17 avril 2019 ~ 0 Commentaire

poissons (eitb)

Pêche minotière

Les poissons accumulent médicaments et filtres solaires, ce qui génère des effets secondaires

Une chercheuse du département de chimie analytique parvient à détecter et à quantifier les antidépresseurs, les antibiotiques et les filtres ultraviolets accumulés chez les poissons dans plusieurs estuaires de Biscaye.

Haizea Ziarrusta du département de chimie analytique de l’UPV / EHU, a détecté  que certains médicaments et écrans solaires contaminent l’eau et s’accumulent dans les poissons. Il a également analysé les effets secondaires de ces polluants sur leur métabolisme.

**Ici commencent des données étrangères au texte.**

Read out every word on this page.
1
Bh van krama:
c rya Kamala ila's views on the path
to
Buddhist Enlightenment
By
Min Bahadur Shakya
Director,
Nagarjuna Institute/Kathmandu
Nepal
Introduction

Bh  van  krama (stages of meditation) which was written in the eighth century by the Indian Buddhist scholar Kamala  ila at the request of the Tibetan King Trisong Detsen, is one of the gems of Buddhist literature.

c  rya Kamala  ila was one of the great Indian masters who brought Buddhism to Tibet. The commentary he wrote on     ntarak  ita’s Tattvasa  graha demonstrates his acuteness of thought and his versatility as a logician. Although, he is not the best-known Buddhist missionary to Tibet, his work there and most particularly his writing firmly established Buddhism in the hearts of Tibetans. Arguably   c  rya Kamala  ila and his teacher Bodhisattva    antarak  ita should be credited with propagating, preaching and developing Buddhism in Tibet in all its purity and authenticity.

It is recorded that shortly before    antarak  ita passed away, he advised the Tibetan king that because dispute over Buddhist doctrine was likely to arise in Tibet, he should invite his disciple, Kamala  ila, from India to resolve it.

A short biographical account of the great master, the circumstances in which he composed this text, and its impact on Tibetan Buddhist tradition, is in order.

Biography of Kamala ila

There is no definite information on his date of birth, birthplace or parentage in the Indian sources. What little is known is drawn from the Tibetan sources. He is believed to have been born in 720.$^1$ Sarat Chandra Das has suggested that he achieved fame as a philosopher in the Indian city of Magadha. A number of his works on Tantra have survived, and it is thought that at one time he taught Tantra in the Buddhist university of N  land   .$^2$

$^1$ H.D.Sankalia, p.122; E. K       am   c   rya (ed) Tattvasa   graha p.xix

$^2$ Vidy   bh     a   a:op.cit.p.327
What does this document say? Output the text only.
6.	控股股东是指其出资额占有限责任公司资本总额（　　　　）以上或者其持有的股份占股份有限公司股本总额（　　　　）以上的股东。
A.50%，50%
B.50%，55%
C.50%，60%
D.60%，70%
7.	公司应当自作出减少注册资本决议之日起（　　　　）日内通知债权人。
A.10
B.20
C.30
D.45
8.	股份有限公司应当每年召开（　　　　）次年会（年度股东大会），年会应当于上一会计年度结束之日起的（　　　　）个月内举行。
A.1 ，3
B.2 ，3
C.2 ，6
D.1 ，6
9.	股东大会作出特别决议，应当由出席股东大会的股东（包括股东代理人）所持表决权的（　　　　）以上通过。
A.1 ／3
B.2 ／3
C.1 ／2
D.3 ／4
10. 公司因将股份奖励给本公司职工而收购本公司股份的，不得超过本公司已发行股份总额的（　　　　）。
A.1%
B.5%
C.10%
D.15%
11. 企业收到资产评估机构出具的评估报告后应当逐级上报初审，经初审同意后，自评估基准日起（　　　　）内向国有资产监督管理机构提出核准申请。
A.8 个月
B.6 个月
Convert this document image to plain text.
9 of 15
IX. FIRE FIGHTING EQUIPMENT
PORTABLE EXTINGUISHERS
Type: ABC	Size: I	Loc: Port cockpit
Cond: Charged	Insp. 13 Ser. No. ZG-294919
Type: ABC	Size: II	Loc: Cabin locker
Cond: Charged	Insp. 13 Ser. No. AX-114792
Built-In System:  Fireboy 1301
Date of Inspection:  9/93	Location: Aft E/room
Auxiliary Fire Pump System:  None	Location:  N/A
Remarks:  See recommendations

Dans un travail de recherche, publié aujourd’hui par l’université basque, Ziarrusta a voulu analyser « en profondeur la manière dont les médicaments et les produits de soins personnels s’accumulent, se distribuent, se métabolisent et s’éliminent les sécrétions biologiques « .

Ziarrusta a détecté que l’antidépresseur amitriptyline, l’antibiotique ciprofloxacine et le filtre ultraviolet, l’oxybenzone, peuvent s’accumuler dans les poissons et que ces polluants « produisent des effets indésirables sur le plasma, le cerveau et le foie, du fait de leur interférence dans leur métabolisme, et peut même les affecter au niveau de l’organisme « .

Pour tirer ces conclusions, l’équipe de recherche a confirmé l’existence de ces polluants dans divers estuaires et poissons de Biscaye, puis a examiné « leurs effets sur les poissons, en analysant les modifications de leur métabolisme », explique Ziarrusta.

Ainsi, ils ont mené des expériences d’exposition sur les daurades dans la station marine de Plentzia, où ils ont évalué la bioaccumulation de l’amitriptyline, de la ciprofloxacine et de l’oxybenzone et leur répartition dans les tissus de ces animaux.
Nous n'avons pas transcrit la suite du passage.